University Approves New Certificates in Global Health, Energy
The University has approved two new undergraduate certificate programs for the 2008-09 academic year, one focusing on sustainable energy and another on global health and health policy.
Both interdisciplinary programs tackle major issues facing the world community, and they bring together the research Princeton faculty members are doing in these areas with students interested in finding solutions to critical problems in the 21st century.
The Program in Global Health and Health Policy will examine both U.S. and global health issues through the study of the determinants, consequences and patterns of diseases across societies; the role of medical technologies and interventions in health improvements; and the economic, political and social factors that shape public health.
The program, a collaborative effort by faculty in the natural and social sciences, will be housed within the Center for Health and Wellbeing in the Woodrow Wilson School of Public and International Affairs.
"This new certificate program will enable Princeton undergraduates to explore issues related to public health more comprehensively, while investigating some of the most serious problems of our time," said Christina Paxson, director of the Center for Health and Wellbeing. "The program's multidisciplinary approach and focus on experiential learning will help students prepare for careers or graduate work in domestic or international health, well-being and health policy."

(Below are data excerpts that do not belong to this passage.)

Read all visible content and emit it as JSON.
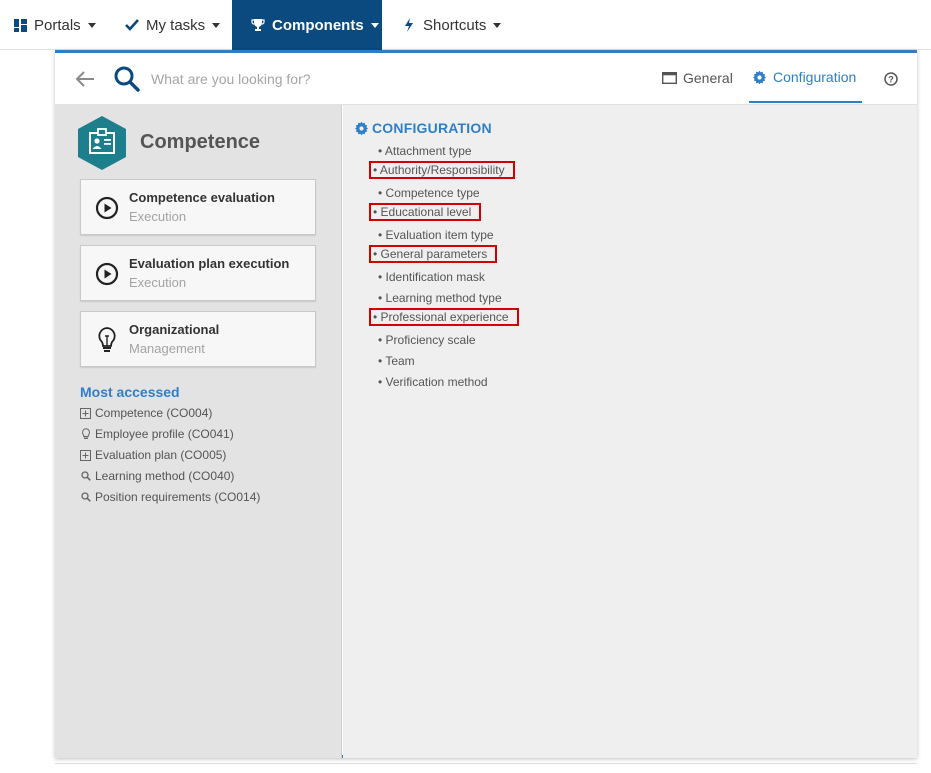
{
  "topnav": {
    "items": [
      {
        "label": "Portals",
        "icon": "dashboard-icon"
      },
      {
        "label": "My tasks",
        "icon": "check-icon"
      },
      {
        "label": "Components",
        "icon": "trophy-icon",
        "active": true
      },
      {
        "label": "Shortcuts",
        "icon": "lightning-icon"
      }
    ],
    "active_color": "#0b4a7e"
  },
  "search": {
    "placeholder": "What are you looking for?"
  },
  "tabs": [
    {
      "label": "General",
      "icon": "window-icon"
    },
    {
      "label": "Configuration",
      "icon": "gear-icon",
      "active": true
    }
  ],
  "sidebar": {
    "title": "Competence",
    "logo_icon": "badge-icon",
    "cards": [
      {
        "title": "Competence evaluation",
        "subtitle": "Execution",
        "icon": "play-circle-icon"
      },
      {
        "title": "Evaluation plan execution",
        "subtitle": "Execution",
        "icon": "play-circle-icon"
      },
      {
        "title": "Organizational",
        "subtitle": "Management",
        "icon": "lightbulb-icon"
      }
    ],
    "most_accessed": {
      "title": "Most accessed",
      "items": [
        {
          "label": "Competence (CO004)",
          "icon": "plus-square-icon"
        },
        {
          "label": "Employee profile (CO041)",
          "icon": "lightbulb-icon"
        },
        {
          "label": "Evaluation plan (CO005)",
          "icon": "plus-square-icon"
        },
        {
          "label": "Learning method (CO040)",
          "icon": "search-icon"
        },
        {
          "label": "Position requirements (CO014)",
          "icon": "search-icon"
        }
      ]
    }
  },
  "configuration": {
    "title": "CONFIGURATION",
    "items": [
      {
        "label": "• Attachment type",
        "highlighted": false
      },
      {
        "label": "• Authority/Responsibility",
        "highlighted": true
      },
      {
        "label": "• Competence type",
        "highlighted": false
      },
      {
        "label": "• Educational level",
        "highlighted": true
      },
      {
        "label": "• Evaluation item type",
        "highlighted": false
      },
      {
        "label": "• General parameters",
        "highlighted": true
      },
      {
        "label": "• Identification mask",
        "highlighted": false
      },
      {
        "label": "• Learning method type",
        "highlighted": false
      },
      {
        "label": "• Professional experience",
        "highlighted": true
      },
      {
        "label": "• Proficiency scale",
        "highlighted": false
      },
      {
        "label": "• Team",
        "highlighted": false
      },
      {
        "label": "• Verification method",
        "highlighted": false
      }
    ],
    "highlight_color": "#d40000"
  },
  "colors": {
    "accent": "#2f7fc8",
    "logo_teal": "#1d7f8c"
  }
}
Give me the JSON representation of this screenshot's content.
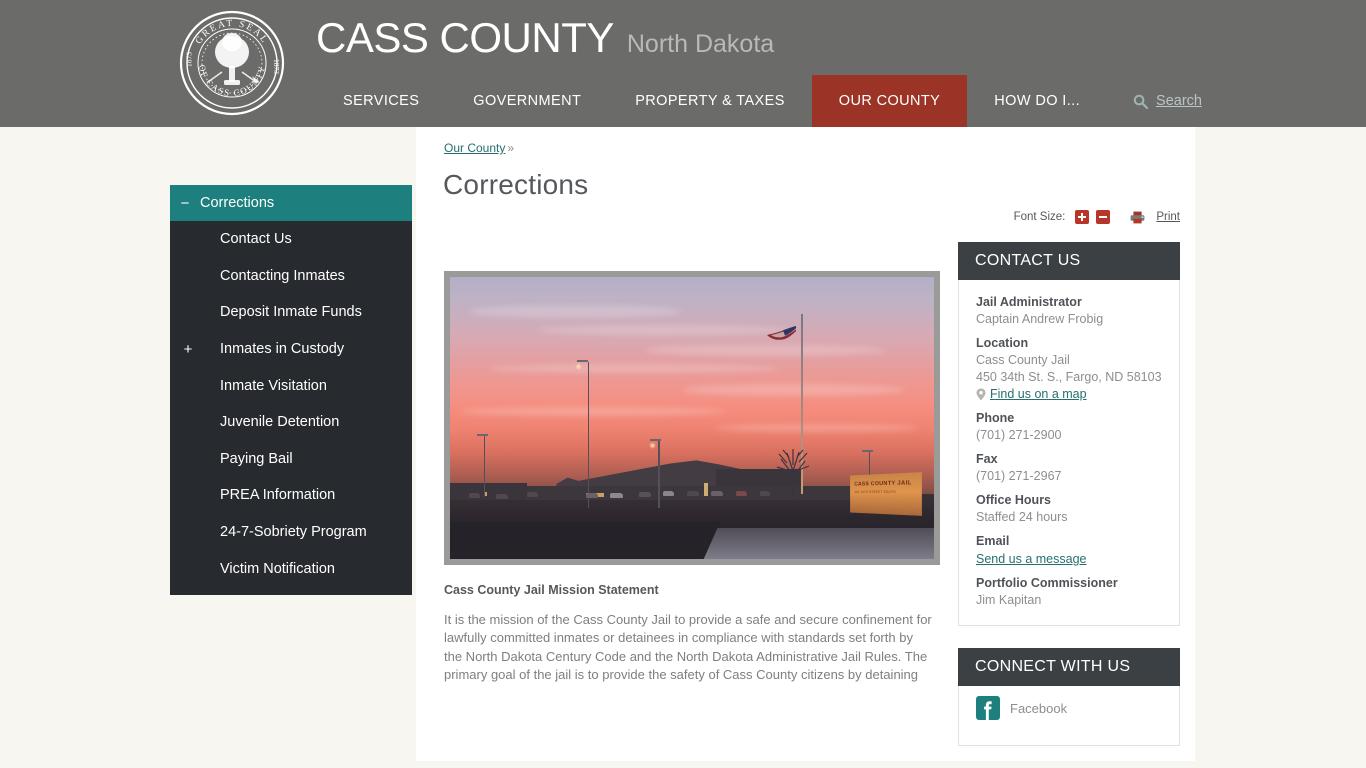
{
  "header": {
    "seal": {
      "top_text": "GREAT SEAL",
      "bottom_text": "OF CASS COUNTY",
      "year_left": "1873",
      "year_right": "1873"
    },
    "brand_main": "CASS COUNTY",
    "brand_sub": "North Dakota",
    "nav": [
      {
        "label": "SERVICES",
        "active": false
      },
      {
        "label": "GOVERNMENT",
        "active": false
      },
      {
        "label": "PROPERTY & TAXES",
        "active": false
      },
      {
        "label": "OUR COUNTY",
        "active": true
      },
      {
        "label": "HOW DO I...",
        "active": false
      }
    ],
    "search_label": "Search"
  },
  "colors": {
    "header_bg": "#6b6b69",
    "accent_red": "#9b3426",
    "page_bg": "#f7f6f1",
    "sidebar_bg": "#272a2e",
    "sidebar_head_teal": "#1d7f7e",
    "rail_head": "#3b4044",
    "link_teal": "#24706f",
    "fontsize_button_red": "#b8352a"
  },
  "sidebar": {
    "title": "Corrections",
    "title_twisty": "−",
    "items": [
      {
        "label": "Contact Us",
        "twisty": ""
      },
      {
        "label": "Contacting Inmates",
        "twisty": ""
      },
      {
        "label": "Deposit Inmate Funds",
        "twisty": ""
      },
      {
        "label": "Inmates in Custody",
        "twisty": "+"
      },
      {
        "label": "Inmate Visitation",
        "twisty": ""
      },
      {
        "label": "Juvenile Detention",
        "twisty": ""
      },
      {
        "label": "Paying Bail",
        "twisty": ""
      },
      {
        "label": "PREA Information",
        "twisty": ""
      },
      {
        "label": "24-7-Sobriety Program",
        "twisty": ""
      },
      {
        "label": "Victim Notification",
        "twisty": ""
      }
    ]
  },
  "main": {
    "breadcrumb_link": "Our County",
    "breadcrumb_sep": "»",
    "page_title": "Corrections",
    "toolbar": {
      "font_size_label": "Font Size:",
      "increase_label": "+",
      "decrease_label": "−",
      "print_label": "Print"
    },
    "photo": {
      "alt": "Cass County Jail at sunset",
      "sign_text": "CASS COUNTY JAIL",
      "sign_subtext": "450 34TH STREET SOUTH"
    },
    "body_heading": "Cass County Jail Mission Statement",
    "body_text": "It is the mission of the Cass County Jail to provide a safe and secure confinement for lawfully committed inmates or detainees in compliance with standards set forth by the North Dakota Century Code and the North Dakota Administrative Jail Rules. The primary goal of the jail is to provide the safety of Cass County citizens by detaining"
  },
  "rail": {
    "contact": {
      "title": "CONTACT US",
      "fields": [
        {
          "label": "Jail Administrator",
          "value": "Captain Andrew Frobig",
          "type": "text"
        },
        {
          "label": "Location",
          "value": "Cass County Jail",
          "type": "text"
        },
        {
          "label": "",
          "value": "450 34th St. S., Fargo, ND 58103",
          "type": "text"
        },
        {
          "label": "",
          "value": "Find us on a map",
          "type": "maplink"
        },
        {
          "label": "Phone",
          "value": "(701) 271-2900",
          "type": "text"
        },
        {
          "label": "Fax",
          "value": "(701) 271-2967",
          "type": "text"
        },
        {
          "label": "Office Hours",
          "value": "Staffed 24 hours",
          "type": "text"
        },
        {
          "label": "Email",
          "value": "Send us a message",
          "type": "link"
        },
        {
          "label": "Portfolio Commissioner",
          "value": "Jim Kapitan",
          "type": "text"
        }
      ]
    },
    "connect": {
      "title": "CONNECT WITH US",
      "social": [
        {
          "label": "Facebook",
          "icon": "facebook-icon"
        }
      ]
    }
  }
}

The program of study will include two core courses, three elective courses, a health-related summer research project or internship after the junior year and a health-related senior thesis or independent work project. The courses come from two dozen academic departments, programs and centers across the University.
The Program in Sustainable Energy will prepare students for careers or graduate education in energy science and education through the study of energy systems and their impact on climate and the environment; the ability to analyze, design and develop innovative energy technologies; and an understanding of Earth, global climate and environmental change from the perspectives of engineering, technology and policy.
"Energy and climate change is the world's top issue not only for sustainable economic growth, but for the Earth's environment and the harmony of human life," said Yiguang Ju, the program director and an associate professor of mechanical and aerospace engineering. "Princeton is taking a lead in educating future leaders to make wise decisions about energy policy and provide innovative technologies for sustainable energy systems. The program will give students a broad understanding of the current energy resources, technologies for energy conversion and storage, the new technologies on the horizon, and their impact on environment and climate."
To earn the certificate, students will be required to take six courses (two core courses, four electives) and incorporate sustainable energy into their senior independent work projects or theses. Students also will be encouraged to get firsthand experience in the field through internships with companies, government agencies and university laboratories.
Nearly a dozen academic departments and programs are represented in the program's core courses and electives.